Breuer has to lean on the table to stop himself from fainting. It’s like someone has slammed a door in his face. ‘But I thought… I was told—’
‘Then you were told wrong!’ snaps the MO. And without more ado, he addresses all the waiting men. ‘Right, hand me your cards! I’ve got to go over and see the army surgeon anyhow. Maybe he’ll sign them off.’
Surrender his sick pass? Breuer wavers between fear and hope. The doctor loses his temper.
‘For God’s sake, do you want to give me that or not?! It’s all the same to me!’
Breuer reluctantly parts with the valuable, or possibly worthless, card. He and the others make their way outside. With some effort, he climbs back up the slope out of the gorge and crosses the busy road, which is lined with hedges. His thoughts have become a blur by now.
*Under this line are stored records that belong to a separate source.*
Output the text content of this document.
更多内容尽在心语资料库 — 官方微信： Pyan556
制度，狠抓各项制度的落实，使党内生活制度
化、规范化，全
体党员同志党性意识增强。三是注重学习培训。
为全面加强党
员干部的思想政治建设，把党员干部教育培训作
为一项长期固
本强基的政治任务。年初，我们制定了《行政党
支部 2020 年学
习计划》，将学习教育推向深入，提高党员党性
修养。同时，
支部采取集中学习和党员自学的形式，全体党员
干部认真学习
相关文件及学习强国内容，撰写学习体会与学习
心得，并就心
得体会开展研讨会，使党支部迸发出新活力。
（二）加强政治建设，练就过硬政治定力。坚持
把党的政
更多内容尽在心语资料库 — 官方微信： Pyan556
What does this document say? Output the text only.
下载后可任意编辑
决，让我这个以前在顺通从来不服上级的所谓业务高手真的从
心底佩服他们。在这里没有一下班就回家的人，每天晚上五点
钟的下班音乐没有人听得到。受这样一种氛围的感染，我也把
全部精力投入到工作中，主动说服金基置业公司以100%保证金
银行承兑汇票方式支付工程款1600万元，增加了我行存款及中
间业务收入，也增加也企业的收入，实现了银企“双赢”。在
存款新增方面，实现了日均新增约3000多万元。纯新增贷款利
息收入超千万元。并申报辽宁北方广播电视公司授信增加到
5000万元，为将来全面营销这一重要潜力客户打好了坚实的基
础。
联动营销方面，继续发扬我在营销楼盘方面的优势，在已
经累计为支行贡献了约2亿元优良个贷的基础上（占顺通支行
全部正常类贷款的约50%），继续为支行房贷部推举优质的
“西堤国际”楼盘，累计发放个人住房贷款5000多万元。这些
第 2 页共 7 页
A few hundred metres beyond the road is the edge of the airfield, an expanse of white that stretches into the distance. The green-grey fuselages of three or four transport planes are clearly visible, along with several grey trucks and various knots of people milling around and being shepherded by a handful of black-clothed figures. A plane is slowly lifting off the runway. At least they’re still flying out of here, then. And the prospects for those due to depart are looking good. In these overcast conditions, there’s no danger of encountering enemy fighters, so in a couple of hours’ time the passengers in the plane that’s just taken off will be touching down safe and sound at the airfield at Shakhty or Stalino.[1]
With a mad haste, quite uncalled for given the circumstances, Breuer races ahead towards the aerodrome. Keeping pace alongside him, with long, loping strides, is a fellow officer.
‘This stupid countersignature rigmarole,’ he grumbles. ‘Total bloody shambles! Wonder if we’ll even see that MO again? Of course, a bastard like him who has to stay here come what may doesn’t have the slightest interest in… Anyhow, I reckon we should keep our beady eyes on him… Look out for one another, what?’
He is a major, tall and slim, and with a rather rakish air.